Blueberry growers fight to preserve H-2A rule to control escalating labor costs

The North American Blueberry Council (NABC), as part of the Ag Labor Reform Coalition, joined over 25 agricultural organizations from across the country in filing an amicus brief in United Farm Workers, et al., v. US Department of Labor, et al.

The coalition’s brief supports the Adverse Effect Wage Rate (AEWR) methodology rule issued by the US Department of Labor (DOL) in October 2025. The rule modernizes how AEWRs are calculated for the H-2A temporary agricultural worker program.

Farmworkers potentially under the H-2A visa program

“Blueberry growers have endured years of rising labor costs and regulatory burdens that have strained family farms and challenged their ability to compete and remain profitable,” said Kasey Cronquist, president of the North American Blueberry Council (NABC).

The executive explained that between 2021 and 2025, blueberry-producing states saw an average 25 percent increase in wage rates under the Farm Labor Survey-based AEWR, outpacing the average growth of private-sector wages. 

“Labor accounts for more than 40 percent of production costs, pushing many growers to the breakeven point,” Cronquist continued. 

A 2024 Michigan State University study found that escalating labor costs have left the average grower operating on razor-thin margins, while research from the University of Oregon shows that some growers are turning to machine harvesting simply to remain viable.

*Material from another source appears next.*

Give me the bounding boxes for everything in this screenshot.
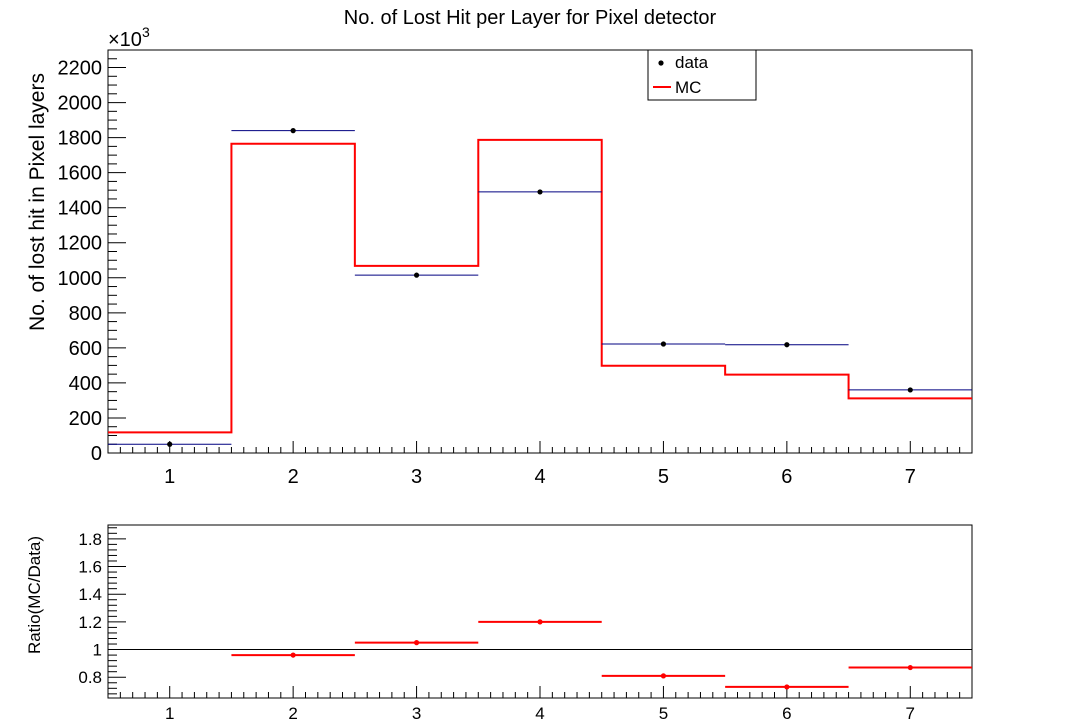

A demand for a more efficient H-2A process

The coalition’s brief urges the court to reject the plaintiffs’ request, warning that the lawsuit seeks to block DOL’s rule nationwide and force the agency to abandon its existing wage framework in favor of an undefined new approach. 

Farmworkers potentially under the H-2A visa program

Such an outcome would inject significant uncertainty into agricultural labor markets and disrupt planning for the 2026 growing season.

The amicus brief identifies two fundamental flaws in the plaintiffs’ request for relief. 

First, the coalition claims plaintiffs have failed to establish legal standing, saying they rely on speculation instead, as no worker represented can demonstrate a concrete, present injury caused by the AEWR methodology adopted by DOL. 

Second, the challenge fails on the merits, says the coalition. DOL acted within its statutory authority by replacing an unworkable system with a lawful, data-driven methodology that balances worker protections with the realities of agricultural production.

Farmworkers potentially under the H-2A visa program

The head of NABC said fairer, more predictable wages and a more efficient H-2A process would provide the stability farmers need to plan, reinvest, and sustain their operations. The executive called the AEWR methodology reform “a critical step” toward better aligning wage requirements with market realities. 

Many farmers have already been assigned H-2A wage rates for 2026, calculated operating costs, secured financing, and begun hiring workers under wage rates approved by DOL. Undoing the rule at this stage would undermine those investments and destabilize farm operations nationwide, says the NABC.